Antlaşmanın 2.maddesi şöyledir: “T.C. Hükümeti, sağlamakla görevli olduğu hizmetleri, kolaylıkları ya da bilgileri ABD’ne temin edecektir.”


Böyle bir maddenin bağımsız iki ülke arasında yapılan bir antlaşmada yer alması mümkün değildir. TÜRK Hükümeti ABD’ne hizmet sunmakla görevli olacak, bu görevin sınırı da belli olmayacak… Gerçekten inanılmaz…


Bu antlaşmanın birde 5.maddesi vardır ki: “TÜRKİYE parasını ödemiş olsa da ABD Başkanı gerek görürse aldığı malzemeleri geri vermeyi kabul etmiştir…”


İkinci antlaşma, 27 Şubat 1946’da yapılan bir kredi antlaşmasıdır.


Bu antlaşmanın özü dünyanın değişik yerlerinde ABD’nin elinde kalan ve ülkesine geri götürmesi pahalı olan eskimiş, bozuk savaş artığı malzemeyi satın alması koşuluyla TÜRKİYE’ye 10 milyon dolar borç verilmesidir.

Antlaşmanın II.bölüm 1.maddesi şöyledir: “ABD Dış Tasfiye Komisyonu, TÜRK Hükümetine satacağı malzemelerin fiyatlarının, envanterini ve listelerini verecektir. Satış fiyatı ilgili mümessiller tarafından görüşülecektir.
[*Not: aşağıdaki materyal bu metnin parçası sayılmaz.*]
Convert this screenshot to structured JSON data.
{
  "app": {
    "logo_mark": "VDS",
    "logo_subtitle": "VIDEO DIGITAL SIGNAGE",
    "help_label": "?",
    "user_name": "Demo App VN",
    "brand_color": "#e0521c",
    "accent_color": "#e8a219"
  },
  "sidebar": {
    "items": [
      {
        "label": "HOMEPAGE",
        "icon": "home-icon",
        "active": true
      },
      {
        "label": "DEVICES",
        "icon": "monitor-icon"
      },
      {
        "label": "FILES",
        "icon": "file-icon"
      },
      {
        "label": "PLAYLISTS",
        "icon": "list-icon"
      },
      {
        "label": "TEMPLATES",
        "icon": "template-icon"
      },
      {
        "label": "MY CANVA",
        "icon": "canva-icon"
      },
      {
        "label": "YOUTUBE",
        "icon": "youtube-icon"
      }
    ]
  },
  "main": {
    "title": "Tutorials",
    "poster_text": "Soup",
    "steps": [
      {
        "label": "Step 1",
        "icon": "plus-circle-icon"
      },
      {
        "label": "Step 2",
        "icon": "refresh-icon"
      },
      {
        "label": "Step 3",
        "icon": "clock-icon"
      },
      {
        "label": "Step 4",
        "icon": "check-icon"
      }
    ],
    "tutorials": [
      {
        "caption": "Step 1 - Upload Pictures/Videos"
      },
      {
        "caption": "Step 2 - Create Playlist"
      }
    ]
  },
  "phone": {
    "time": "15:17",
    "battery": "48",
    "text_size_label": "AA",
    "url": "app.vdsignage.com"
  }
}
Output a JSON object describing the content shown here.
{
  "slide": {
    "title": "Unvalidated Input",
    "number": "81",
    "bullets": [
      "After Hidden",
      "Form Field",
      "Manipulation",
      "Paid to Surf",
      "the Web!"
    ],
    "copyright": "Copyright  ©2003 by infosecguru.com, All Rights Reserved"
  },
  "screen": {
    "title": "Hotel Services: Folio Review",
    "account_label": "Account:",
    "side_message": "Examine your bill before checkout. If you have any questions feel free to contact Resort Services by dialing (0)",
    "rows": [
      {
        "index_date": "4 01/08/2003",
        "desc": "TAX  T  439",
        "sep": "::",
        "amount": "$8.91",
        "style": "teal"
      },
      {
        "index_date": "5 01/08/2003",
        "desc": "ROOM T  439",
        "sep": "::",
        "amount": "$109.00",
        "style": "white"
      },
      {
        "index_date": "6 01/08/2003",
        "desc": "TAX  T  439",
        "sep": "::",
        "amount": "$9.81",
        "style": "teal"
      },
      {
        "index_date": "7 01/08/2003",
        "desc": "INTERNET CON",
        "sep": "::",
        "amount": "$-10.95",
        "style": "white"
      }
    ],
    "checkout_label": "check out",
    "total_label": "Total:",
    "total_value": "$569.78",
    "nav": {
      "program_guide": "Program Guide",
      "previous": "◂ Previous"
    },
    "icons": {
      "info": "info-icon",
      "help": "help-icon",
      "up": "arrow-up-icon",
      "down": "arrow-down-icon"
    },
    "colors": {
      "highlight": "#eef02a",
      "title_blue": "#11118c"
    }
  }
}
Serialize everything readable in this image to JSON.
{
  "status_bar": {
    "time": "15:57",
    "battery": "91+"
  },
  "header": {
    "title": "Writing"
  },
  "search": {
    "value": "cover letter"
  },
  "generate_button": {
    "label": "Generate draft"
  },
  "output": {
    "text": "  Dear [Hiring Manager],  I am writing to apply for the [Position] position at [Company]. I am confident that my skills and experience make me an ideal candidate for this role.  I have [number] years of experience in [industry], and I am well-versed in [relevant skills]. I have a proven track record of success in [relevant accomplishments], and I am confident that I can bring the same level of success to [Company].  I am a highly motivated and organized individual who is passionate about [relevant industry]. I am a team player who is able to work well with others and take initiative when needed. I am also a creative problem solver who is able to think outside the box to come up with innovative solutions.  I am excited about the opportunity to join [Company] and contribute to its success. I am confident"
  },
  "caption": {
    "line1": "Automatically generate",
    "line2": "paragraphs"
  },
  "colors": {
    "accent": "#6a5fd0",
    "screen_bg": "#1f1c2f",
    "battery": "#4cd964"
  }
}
TÜRK Hükümeti tarafından malzeme bulunduğu yerden ve bulunduğu gibi alınacaktır. Alınan malzemenin mülkiyeti TÜRKİYE,ye geçmeyecektir. ABD Hükümeti alınan malzeme için herhangi bir teminat vermeyecektir. Bu ve önceki antlaşmada yer alan maddelerin ne anlama geldiğini TÜRKİYE ve İnönü 1964 Johnson Mektubu ile öğrenecektir.

27 Aralık 1949’da imzalanan “TÜRKİYE ve ABD Hükümetleri Arasında Eğitim Komisyonu Kurulması Hakkındaki Antlaşma… Bu antlaşma TÜRK Milli Eğitimine yön verecek iradeye, ABD’nin önce ortak edilmesi daha sonra belirleyici olmasını sağlayacak koşulları yaratan bir antlaşmadır.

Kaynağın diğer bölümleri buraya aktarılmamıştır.